Chapter 7. Favorite Verses
From Genesis to Revelation are scattered divinely inspire sayings pointing to truths that are as wings to the heavy-hearted, as alpenstocks to the faltering; as drink to the thirsty and food to the hungry. These nourish our spirits in hours of weakness, depression and sorrow.
As we read, it is well to mark in some way or to write in a notebook such passages as speak to our individual needs. The following are a few that stand out in my experience as God-given messages in times of great need.
Deut. 20:3, 4
Job 42:5, 6
Habakkuk 3:17, 18
Acts 10: 34,35
Phil. 3: 13, 14
Phil. 4: 6,7
Heb. 12: 1,2
I Peter 3: 14,15
Chapter 8. The Book of Proverbs
This is a striking, noteworthy book, for here is collected the wisdom of the ages in terse, cogent phrases. In the past 2,000 years, we have not re-learned nor assimilated the truths garnered in that ancient past.
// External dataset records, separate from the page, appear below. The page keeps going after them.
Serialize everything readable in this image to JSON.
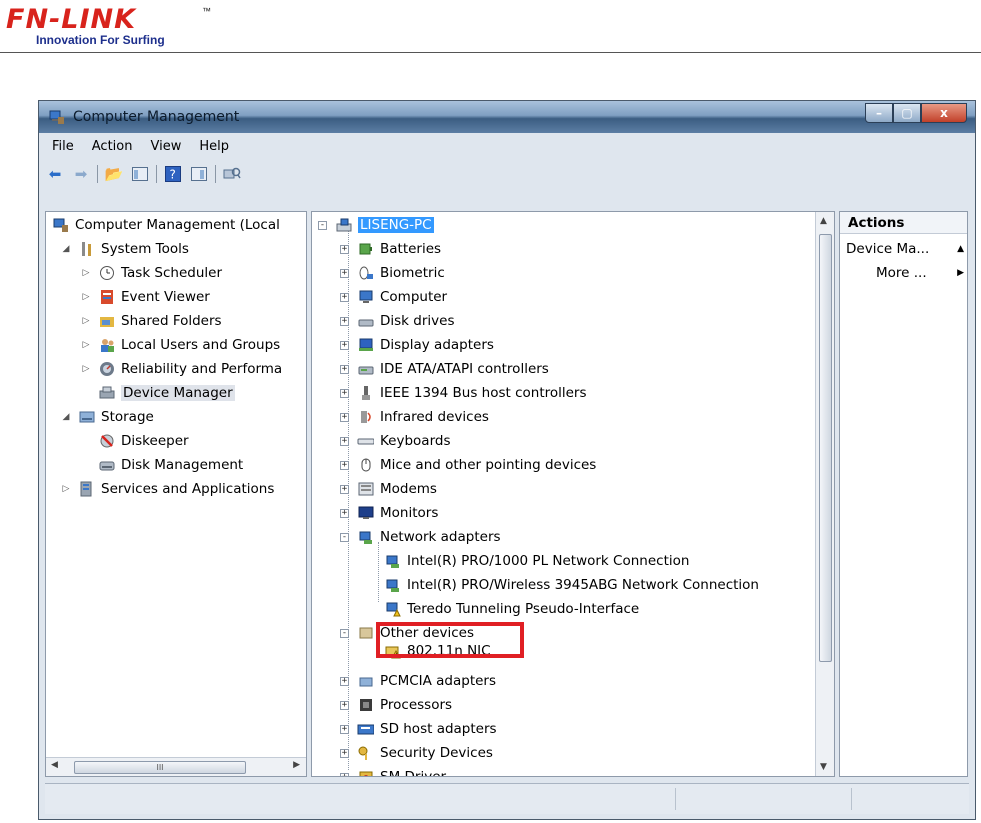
{
  "header": {
    "logo_text": "FN-LINK",
    "trademark": "™",
    "tagline": "Innovation For Surfing"
  },
  "window": {
    "title": "Computer Management",
    "controls": {
      "minimize": "–",
      "maximize": "▢",
      "close": "x"
    }
  },
  "menu": [
    "File",
    "Action",
    "View",
    "Help"
  ],
  "left_tree": [
    {
      "label": "Computer Management (Local",
      "icon": "computer-management-icon"
    },
    {
      "label": "System Tools",
      "icon": "tools-icon"
    },
    {
      "label": "Task Scheduler",
      "icon": "clock-icon"
    },
    {
      "label": "Event Viewer",
      "icon": "event-viewer-icon"
    },
    {
      "label": "Shared Folders",
      "icon": "shared-folder-icon"
    },
    {
      "label": "Local Users and Groups",
      "icon": "users-icon"
    },
    {
      "label": "Reliability and Performa",
      "icon": "performance-icon"
    },
    {
      "label": "Device Manager",
      "icon": "device-manager-icon"
    },
    {
      "label": "Storage",
      "icon": "storage-icon"
    },
    {
      "label": "Diskeeper",
      "icon": "diskeeper-icon"
    },
    {
      "label": "Disk Management",
      "icon": "disk-icon"
    },
    {
      "label": "Services and Applications",
      "icon": "services-icon"
    }
  ],
  "left_scroll_glyph": "III",
  "device_tree": {
    "root": "LISENG-PC",
    "items": [
      "Batteries",
      "Biometric",
      "Computer",
      "Disk drives",
      "Display adapters",
      "IDE ATA/ATAPI controllers",
      "IEEE 1394 Bus host controllers",
      "Infrared devices",
      "Keyboards",
      "Mice and other pointing devices",
      "Modems",
      "Monitors",
      "Network adapters",
      "Intel(R) PRO/1000 PL Network Connection",
      "Intel(R) PRO/Wireless 3945ABG Network Connection",
      "Teredo Tunneling Pseudo-Interface",
      "Other devices",
      "802.11n NIC",
      "PCMCIA adapters",
      "Processors",
      "SD host adapters",
      "Security Devices",
      "SM Driver"
    ]
  },
  "actions": {
    "header": "Actions",
    "items": [
      "Device Ma...",
      "More ..."
    ]
  },
  "colors": {
    "selection": "#3399ff",
    "highlight_box": "#e01f24",
    "logo_red": "#d8231c",
    "tagline_blue": "#1d2f8c"
  }
}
Sit down for a quiet perusal of its contents. They will startle you with the suitableness to moral needs in this modern age. In the opening chapter, verses 1-6 state clearly and simply the purpose of the book. From then on the reader is fascinated by the wisdom stored in its pages. In fact, the very word challenges attention by its repetition and thoughtful presentation.
Note its source (2:6-8; the necessary virtue for gaining it (3:5-7); the effect of its use (2:9-12).
Wisdom is accounted as of greater value than anything the world can offer (3:13-18 and as the secret of happiness as well as the center of security (3:21-26).
The advice of a father to his son is often emphasized but the women are not forgotten; note (14:1; 24:3-4).
It would be an education in social welfare and human relations to study the Book of Proverbs thoroughly. We need to become acquainted with the rules of living peacefully with people. It is especially relevant in these days of effort toward uniting the nations.
“Wisdom resteth in the heart of him that hath understanding” (14:33), and “Understanding is a well-spring of life unto him that hath it” (16:22).
As a person becomes familiar with his Bible other ways of making its contents his own will occur to him. He will desire knowledge of the history of ancient peoples, of their cultural and religious background, of the geography of Palestine and adjacent countries. He will seek information as to how these many books written by different men in widely separate centuries were brought together to one Book and what stamped it as divine. He will inquire as to how it was translated into English and other languages. The minister of his church should be able to direct him to the source of such knowledge. This paper has only to do with opening a door into the wealth of moral and spiritual concepts, standards and principles available to all who long to make their daily struggles eventuate into triumphs.
Mary Channel Stevens, a Friend, also wrote a history of the library in Friends House, Washington, D.C. in 1960.